Çok uzun süre Gaziantep’te yaşadınız, STK’larda faaliyetler gösterdiniz, önemli görevlerde bulundunuz. Gaziantep’e dair neler söylemek istersiniz?
Gülşah Hanım, öncelikle Cemiyet Dergisi ailesi adına size teşekkür etmek isterim. Bundan tam 11 yıl önce, yukarda anlattığım gibi anneannemin gelinliği büyük ilgi ve beğeni toplayınca sizler de evime misafir olmuş, güzel güzel sohbet etmiştik. Şimdi de ‘’Her Yer Vatan Toprağı’ ’için bir aradayız. Sosyal ve kültürel etkinliklere gösterdiğiniz bu güzel yaklaşımlarınız dolayısıyla sizleri yürekten kutluyorum.
Gaziantep’e dair neler söylemek istersiniz, sorusuna gelince… İnsanın çocukluğu anayurduymuş. Dolayısıyla İstanbul anayurdum ama Gaziantep benim gençliğim. Gençlik ne kadar güzelse Gaziantep de benim için o kadar güzel, o kadar değerli. Bunu birkaç kelimeyle anlatabilmek mümkün değil. İster aileniz o şehirden olsun, ister başka bir sebeple bulunduğunuz şehirden diğerine gidin. Bana göre ‘şehirli’ olmak bulunduğunuz şehri sevip, o şehir için faydalı bir şeyler yapmak, katkı sunmak, o şehrin geçmişini, geleneğini özümsemek, insanına, değerlerine saygı ile yaklaşmaktır.
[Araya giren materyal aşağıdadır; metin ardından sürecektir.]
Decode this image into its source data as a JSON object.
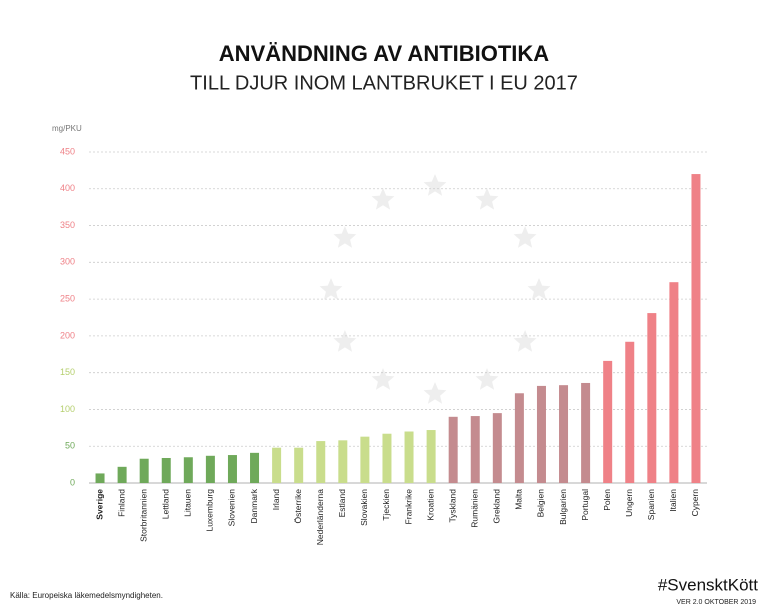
{
  "chart_data": {
    "type": "bar",
    "title": "ANVÄNDNING AV ANTIBIOTIKA",
    "subtitle": "TILL DJUR INOM LANTBRUKET I EU 2017",
    "y_label": "mg/PKU",
    "source": "Källa: Europeiska läkemedelsmyndigheten.",
    "brand": "#SvensktKött",
    "version": "VER 2.0 OKTOBER 2019",
    "categories": [
      "Sverige",
      "Finland",
      "Storbritannien",
      "Lettland",
      "Litauen",
      "Luxemburg",
      "Slovenien",
      "Danmark",
      "Irland",
      "Österrike",
      "Nederländerna",
      "Estland",
      "Slovakien",
      "Tjeckien",
      "Frankrike",
      "Kroatien",
      "Tyskland",
      "Rumänien",
      "Grekland",
      "Malta",
      "Belgien",
      "Bulgarien",
      "Portugal",
      "Polen",
      "Ungern",
      "Spanien",
      "Italien",
      "Cypern"
    ],
    "values": [
      13,
      22,
      33,
      34,
      35,
      37,
      38,
      41,
      48,
      48,
      57,
      58,
      63,
      67,
      70,
      72,
      90,
      91,
      95,
      122,
      132,
      133,
      136,
      166,
      192,
      231,
      273,
      420
    ],
    "colors": [
      "#6fa95a",
      "#6fa95a",
      "#6fa95a",
      "#6fa95a",
      "#6fa95a",
      "#6fa95a",
      "#6fa95a",
      "#6fa95a",
      "#c9dd8c",
      "#c9dd8c",
      "#c9dd8c",
      "#c9dd8c",
      "#c9dd8c",
      "#c9dd8c",
      "#c9dd8c",
      "#c9dd8c",
      "#c48b8f",
      "#c48b8f",
      "#c48b8f",
      "#c48b8f",
      "#c48b8f",
      "#c48b8f",
      "#c48b8f",
      "#ef8187",
      "#ef8187",
      "#ef8187",
      "#ef8187",
      "#ef8187"
    ],
    "ylim": [
      0,
      450
    ],
    "yticks": [
      0,
      50,
      100,
      150,
      200,
      250,
      300,
      350,
      400,
      450
    ],
    "ytick_colors": [
      "#6fa95a",
      "#6fa95a",
      "#b5cf6e",
      "#b5cf6e",
      "#ef8187",
      "#ef8187",
      "#ef8187",
      "#ef8187",
      "#ef8187",
      "#ef8187"
    ],
    "grid": true
  }
}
Önyargılar insanları sınırlar hatta yanlış düşüncelere sebebiyet verebilir. Ben Gaziantep kültürüne önyargısız yaklaştım. Gaziantepli olmaya çalıştım. Bu yaklaşımım Gaziantepliler tarafından gereken değeri gördü. Sevildim, sayıldım. Gaziantep beni, ben Gaziantep’i çok sevdim. Girişimci, gönlü açık, hayırsever halkına hayran oldum. Bu vesileyle ve sizlerin aracılığı ile ben Sema Tural Tatar, eşim Eray Tatar ve kızlarımız Ece Tatar Sıdal, Tuğçe Tatar Halaçoğlu Gazianteplileri sevgi ve saygılarımızla selamlıyoruz.
Türkiye’miz o kadar güzel, o kadar değerli ki. İnanın ‘Her yer vatan toprağı’. Bunu hepimiz böyle bilelim, ülkemizi sevelim, başkalarına da sevdirelim. İnsanlarımıza önyargısız yaklaşalım. Şehirli olmak için gösterdiğimiz çabayı Türkiye’mizin her karış toprağına gösterelim istiyorum.